Think Tank calls on Government to implement radical economic reforms
Chancellor George Osborne’s Autumn Statement highlighted the Government’s lack of economic credibility says the Institue for Economic Affairs
George Osborne’s Autumn Statement last week highlighted the government’s lack of economic credibility. The key issue that remains in minds nearly a week on is the Coalition’s failure to tackle the deficit.
Whilst there is no doubt that there were some positive measures, such as changes to ISAs, the scrapping of a rise in fuel duty and a reduction in corporation tax, this does not detract from the fact that £600bn – around £10,000 for every man, woman and child in the country – will be added to the debt over the course of this Parliament as a result of fiscal irresponsibility.

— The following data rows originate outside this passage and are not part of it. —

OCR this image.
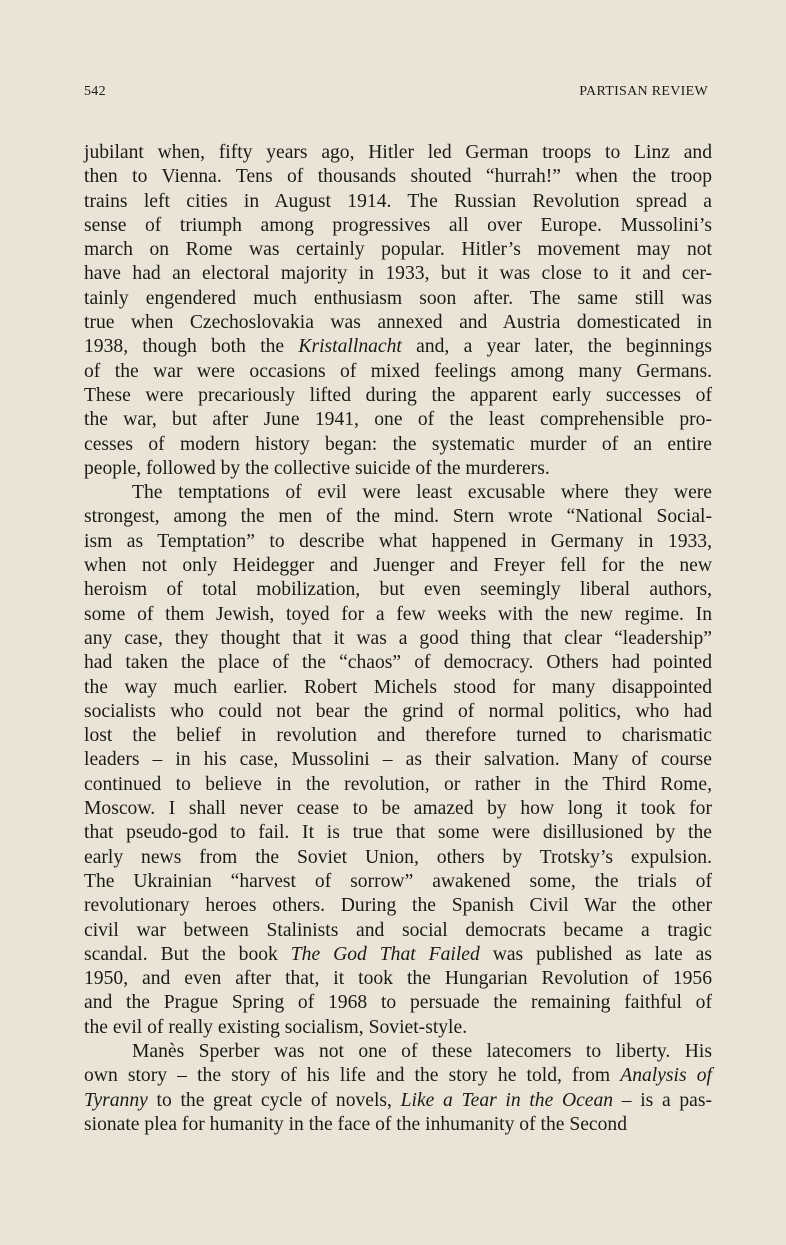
542	PARTISAN REVIEW

jubilant when, fifty years ago, Hitler led German troops to Linz and
then to Vienna. Tens of thousands shouted “hurrah!” when the troop
trains left cities in August 1914. The Russian Revolution spread a
sense of triumph among progressives all over Europe. Mussolini’s
march on Rome was certainly popular. Hitler’s movement may not
have had an electoral majority in 1933, but it was close to it and cer-
tainly engendered much enthusiasm soon after. The same still was
true when Czechoslovakia was annexed and Austria domesticated in
1938, though both the Kristallnacht and, a year later, the beginnings
of the war were occasions of mixed feelings among many Germans.
These were precariously lifted during the apparent early successes of
the war, but after June 1941, one of the least comprehensible pro-
cesses of modern history began: the systematic murder of an entire
people, followed by the collective suicide of the murderers.

The temptations of evil were least excusable where they were
strongest, among the men of the mind. Stern wrote “National Social-
ism as Temptation” to describe what happened in Germany in 1933,
when not only Heidegger and Juenger and Freyer fell for the new
heroism of total mobilization, but even seemingly liberal authors,
some of them Jewish, toyed for a few weeks with the new regime. In
any case, they thought that it was a good thing that clear “leadership”
had taken the place of the “chaos” of democracy. Others had pointed
the way much earlier. Robert Michels stood for many disappointed
socialists who could not bear the grind of normal politics, who had
lost the belief in revolution and therefore turned to charismatic
leaders – in his case, Mussolini – as their salvation. Many of course
continued to believe in the revolution, or rather in the Third Rome,
Moscow. I shall never cease to be amazed by how long it took for
that pseudo-god to fail. It is true that some were disillusioned by the
early news from the Soviet Union, others by Trotsky’s expulsion.
The Ukrainian “harvest of sorrow” awakened some, the trials of
revolutionary heroes others. During the Spanish Civil War the other
civil war between Stalinists and social democrats became a tragic
scandal. But the book The God That Failed was published as late as
1950, and even after that, it took the Hungarian Revolution of 1956
and the Prague Spring of 1968 to persuade the remaining faithful of
the evil of really existing socialism, Soviet-style.

Manès Sperber was not one of these latecomers to liberty. His
own story – the story of his life and the story he told, from Analysis of
Tyranny to the great cycle of novels, Like a Tear in the Ocean – is a pas-
sionate plea for humanity in the face of the inhumanity of the Second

The Chancellor rightly alluded to a ‘decade of debt’, yet also said there are ‘no quick fixes’. Whilst this may be correct, that is not an excuse for the overwhelming failure of the government to implement radical structural reform.
The government has largely remained on track with regard to its public spending plans, but has effectively abandoned its fiscal rules by extending the timeframes for debt and deficit reduction. The Chancellor’s plans will add roughly £6,000 to the national debt for every person in the UK between 2013 and 2018, leaving national debt close to £65,000 per household by the latter.
This is unacceptable, and clearly signals the need for substantial structural reform as opposed to tinkering measures on the sidelines. Rebalancing Britain’s economy away from the public to the private sector is they key to long-term growth. The government should be pursuing supply-side measures such as a liberalisation of planning laws to ease the country’s housing crisis.
As people struggle with rising energy prices, the government could also tackle living costs by ending incoherent green policies. The impact of climate change policies will be to add around 26% to domestic electricity prices and 10% to domestic gas prices by 2015. This is simply not sustainable at a time when the cost of living is spiraling. It seems, however, that political expediency is trumping economic necessity.
Getting businesses growing should also be prioritised. A meaningful retreat from burdensome red tape is urgently needed to help businesses meet their potential. George Osborne should have announced swathes of exemptions from regulations for small and medium sized companies. The bonfire of red tape the Coalition has previously announced has amounted to very little actual change.
As a nation we also need to begin to live within our means. There are several measures which the Chancellor could have announced which would save substantial amounts of public money, such as the scrapping the unaffordable High Speed Rail 2 project – estimated to cost in excess of £10bn – and a freeze in international aid.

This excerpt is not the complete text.